Our study evaluated ABG, FEV1, change in dyspnea score, duration of hospitalization, and adverse effects and we found no statistically significant differences between the study groups. Although it was not statistically significant, in the comparison of NB groups, discontinuation of study medication, and/or treatment change was higher in the 4-mg NB group and oral moniliasis was higher in the 8-mg NB group; however, only 1 case required treatment change due to oral moniliasis. In previous studies there is no consistency in NB dosage or data, suggesting an optimal NB dose. In the current study, treatment with 4-mg and 8-mg NB were compared and found to be about equally effective.
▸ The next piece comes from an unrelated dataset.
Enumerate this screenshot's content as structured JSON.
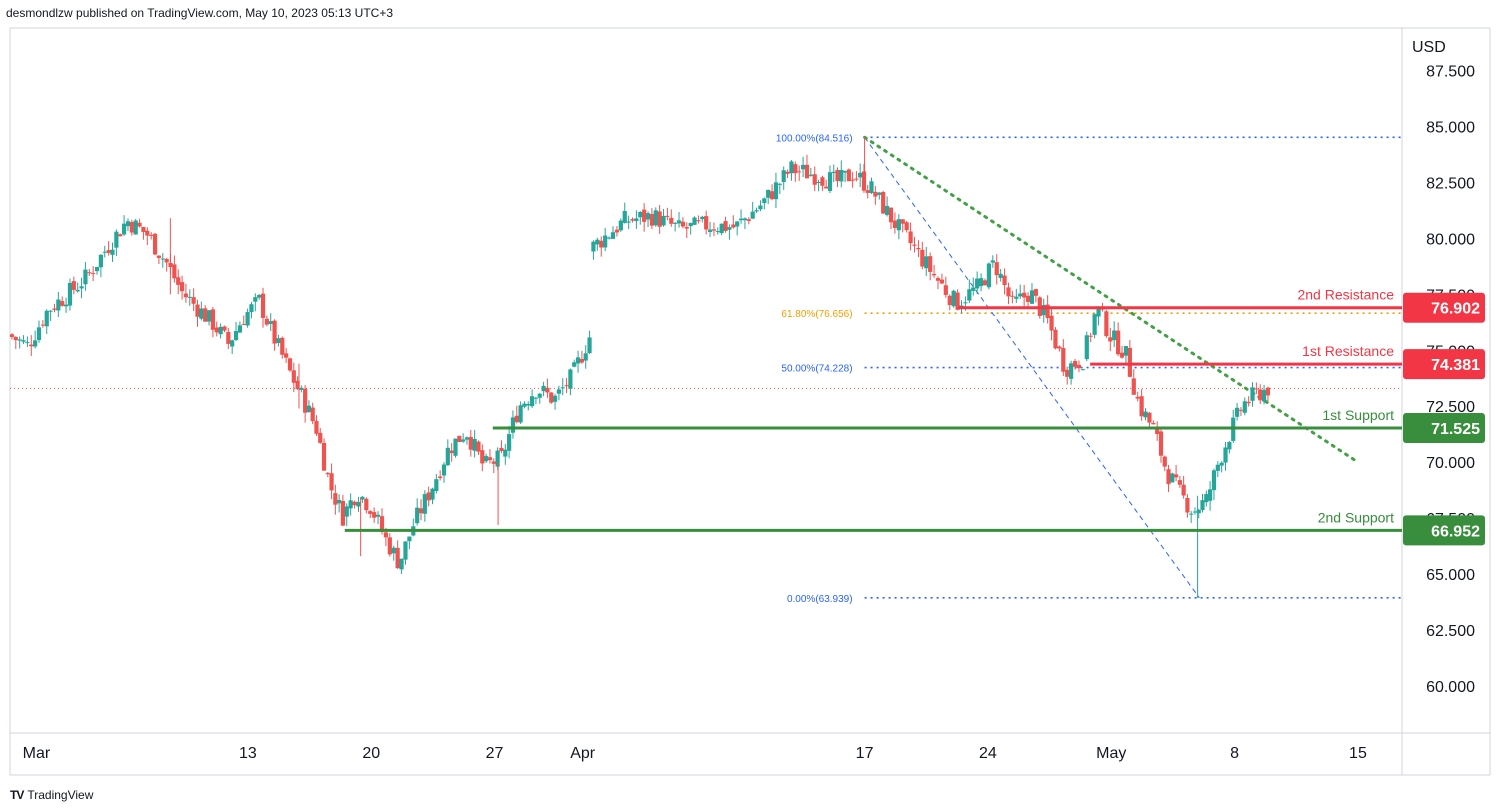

Our study not only confirmed the findings of previous studies showing the equivalency of NB use to SC use in the treatment of COPD exacerbations, but also contributes to determining the optimal dose of NB by comparing 2 doses of NB. Because we did not include any patients with very severe COPD exacerbation, we cannot claim that nebulized steroids can be used as an alternative to PS in the treatment of all COPD patients with exacerbation. The fact that this was not a double-blind a study with a placebo group makes it difficult to generalize the results of the study.

Conclusions

Nebulized budesonide may be used as an alternative to SC because of its equal effectiveness and lesser systemic adverse effects. The choice of optimal dosage need to be evaluated carefully because adverse effect and dropout rates were varied according to dosage (i.e., high dropout rate and lesser adverse effects with 4 mg or low dropout rate and higher adverse effects with 8 mg). However, further studies are required that include more severe cases and that evaluate long-term outcomes or relapses comparing the 3 arms.